Trotzdem ist die Liste seiner Veröffentlichungen lang, mittlerweile umfasst sie mehr als 460 wissenschaftliche Beiträge. Frahm geht aber nicht nur seiner Forscherneugierde nach, sondern engagiert sich seit vielen Jahren auch für den Wissenschaftsstandort Göttingen. Er ist unter anderem Geschäftsführer des Universitätsbundes sowie Vorstandsmitglied des Alumni- Vereins und der Privaten Stiftung der Georg-August-Universität. Vor allem aber ist Jens Frahm ein leidenschaftlicher Basketball-Fan. Er hat seit vielen Jahren eine Dauerkarte der BG und besucht so gut wie jedes Heimspiel.„Ich bin damals durch meinen Sohn zum Basketball gekommen, der erst beim ASC spielte und dann als Student in Oxford englischer College-Meister wurde“, erzählt er.

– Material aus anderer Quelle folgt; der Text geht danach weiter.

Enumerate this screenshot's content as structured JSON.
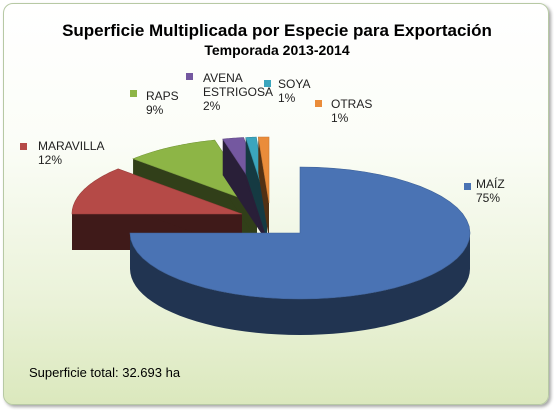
{
  "chart_data": {
    "type": "pie",
    "title": "Superficie Multiplicada por Especie para Exportación",
    "subtitle": "Temporada 2013-2014",
    "slices": [
      {
        "label": "MAÍZ",
        "percent": 75,
        "color": "#4a73b4"
      },
      {
        "label": "MARAVILLA",
        "percent": 12,
        "color": "#b54a47"
      },
      {
        "label": "RAPS",
        "percent": 9,
        "color": "#8db546"
      },
      {
        "label": "AVENA STRIGOSA",
        "percent": 2,
        "color": "#7458a0"
      },
      {
        "label": "SOYA",
        "percent": 1,
        "color": "#3ba5bd"
      },
      {
        "label": "OTRAS",
        "percent": 1,
        "color": "#ea8c3a"
      }
    ],
    "legend_labels": [
      {
        "lines": [
          "MAÍZ"
        ],
        "pct": "75%"
      },
      {
        "lines": [
          "MARAVILLA"
        ],
        "pct": "12%"
      },
      {
        "lines": [
          "RAPS"
        ],
        "pct": "9%"
      },
      {
        "lines": [
          "AVENA",
          "ESTRIGOSA"
        ],
        "pct": "2%"
      },
      {
        "lines": [
          "SOYA"
        ],
        "pct": "1%"
      },
      {
        "lines": [
          "OTRAS"
        ],
        "pct": "1%"
      }
    ]
  },
  "footer": {
    "total_text": "Superficie total: 32.693 ha"
  }
}
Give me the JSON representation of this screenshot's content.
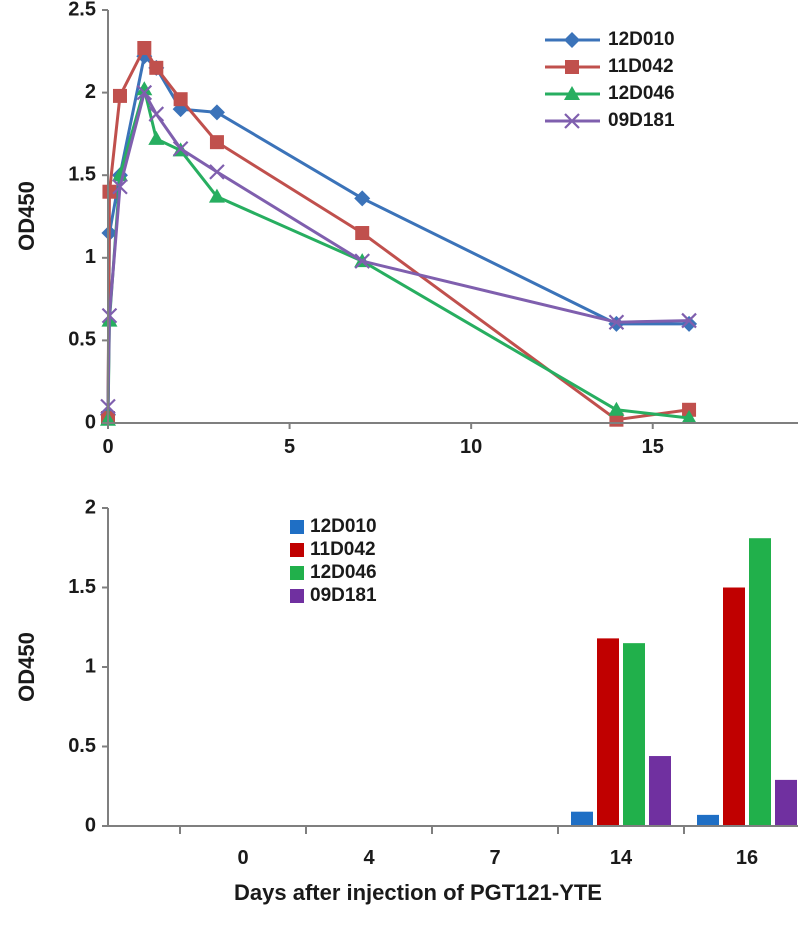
{
  "chart_data": [
    {
      "type": "line",
      "ylabel": "OD450",
      "xlim": [
        0,
        19
      ],
      "ylim": [
        0,
        2.5
      ],
      "x_ticks": [
        0,
        5,
        10,
        15
      ],
      "y_ticks": [
        "0",
        "0.5",
        "1",
        "1.5",
        "2",
        "2.5"
      ],
      "grid": false,
      "legend_position": "top-right",
      "series": [
        {
          "name": "12D010",
          "color": "#3b73b9",
          "marker": "diamond",
          "points": [
            [
              0,
              0.05
            ],
            [
              0.04,
              1.15
            ],
            [
              0.33,
              1.5
            ],
            [
              1,
              2.22
            ],
            [
              1.33,
              2.15
            ],
            [
              2,
              1.9
            ],
            [
              3,
              1.88
            ],
            [
              7,
              1.36
            ],
            [
              14,
              0.6
            ],
            [
              16,
              0.6
            ]
          ]
        },
        {
          "name": "11D042",
          "color": "#c0504d",
          "marker": "square",
          "points": [
            [
              0,
              0.03
            ],
            [
              0.04,
              1.4
            ],
            [
              0.33,
              1.98
            ],
            [
              1,
              2.27
            ],
            [
              1.33,
              2.15
            ],
            [
              2,
              1.96
            ],
            [
              3,
              1.7
            ],
            [
              7,
              1.15
            ],
            [
              14,
              0.02
            ],
            [
              16,
              0.08
            ]
          ]
        },
        {
          "name": "12D046",
          "color": "#27ae60",
          "marker": "triangle",
          "points": [
            [
              0,
              0.02
            ],
            [
              0.04,
              0.62
            ],
            [
              0.33,
              1.5
            ],
            [
              1,
              2.02
            ],
            [
              1.33,
              1.72
            ],
            [
              2,
              1.65
            ],
            [
              3,
              1.37
            ],
            [
              7,
              0.98
            ],
            [
              14,
              0.08
            ],
            [
              16,
              0.03
            ]
          ]
        },
        {
          "name": "09D181",
          "color": "#7f5fae",
          "marker": "x",
          "points": [
            [
              0,
              0.1
            ],
            [
              0.04,
              0.65
            ],
            [
              0.33,
              1.43
            ],
            [
              1,
              2.0
            ],
            [
              1.33,
              1.87
            ],
            [
              2,
              1.66
            ],
            [
              3,
              1.52
            ],
            [
              7,
              0.98
            ],
            [
              14,
              0.61
            ],
            [
              16,
              0.62
            ]
          ]
        }
      ]
    },
    {
      "type": "bar",
      "ylabel": "OD450",
      "xlabel": "Days after injection of PGT121-YTE",
      "categories": [
        "0",
        "4",
        "7",
        "14",
        "16"
      ],
      "ylim": [
        0,
        2
      ],
      "y_ticks": [
        "0",
        "0.5",
        "1",
        "1.5",
        "2"
      ],
      "grid": false,
      "legend_position": "top-center",
      "series": [
        {
          "name": "12D010",
          "color": "#1f6fc5",
          "values": [
            0,
            0,
            0,
            0.09,
            0.07
          ]
        },
        {
          "name": "11D042",
          "color": "#c00000",
          "values": [
            0,
            0,
            0,
            1.18,
            1.5
          ]
        },
        {
          "name": "12D046",
          "color": "#21b04b",
          "values": [
            0,
            0,
            0,
            1.15,
            1.81
          ]
        },
        {
          "name": "09D181",
          "color": "#7030a0",
          "values": [
            0,
            0,
            0,
            0.44,
            0.29
          ]
        }
      ]
    }
  ]
}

Frahm war so fasziniert, dass er seit 20 Jahren selbst auf Korbjagd geht. „Wir waren zuletzt Dritter bei den deutschen Meisterschaften in der Ü-65-Gruppe und vor ein paar Jahren Vizemeister in der Ü-60-Gruppe“, sagt er stolz. Zwei große Ziele möchte er gerne noch erreichen: „Die Echtzeit-MRT für die breite klinische Anwendung nutzbar machen und einmal Deutscher Meister im Basketball werden.“

Foto: Alciro Theodoro da Silva
Zur Person
Jens Frahm wurde 1951 in Oldenburg geboren. Er studierte von 1969 bis 1974 an der Georg-August-Universität Göttingen Physik und promovierte anschließend in seinem Hauptfach Physikalische Chemie. Heute ist er an der Universität als Professor in diesem Fachgebiet tätig und Experte für Magnetresonanztomografie (MRT), ihre methodischen Entwicklungen und Anwendungen – und für die Echtzeit-MRT. Dank der von ihm erfundenen FLASH-Technologie ist die MRT heute das bedeutendste bildgebende Verfahren in der klinischen Diagnostik und weltweit im Einsatz.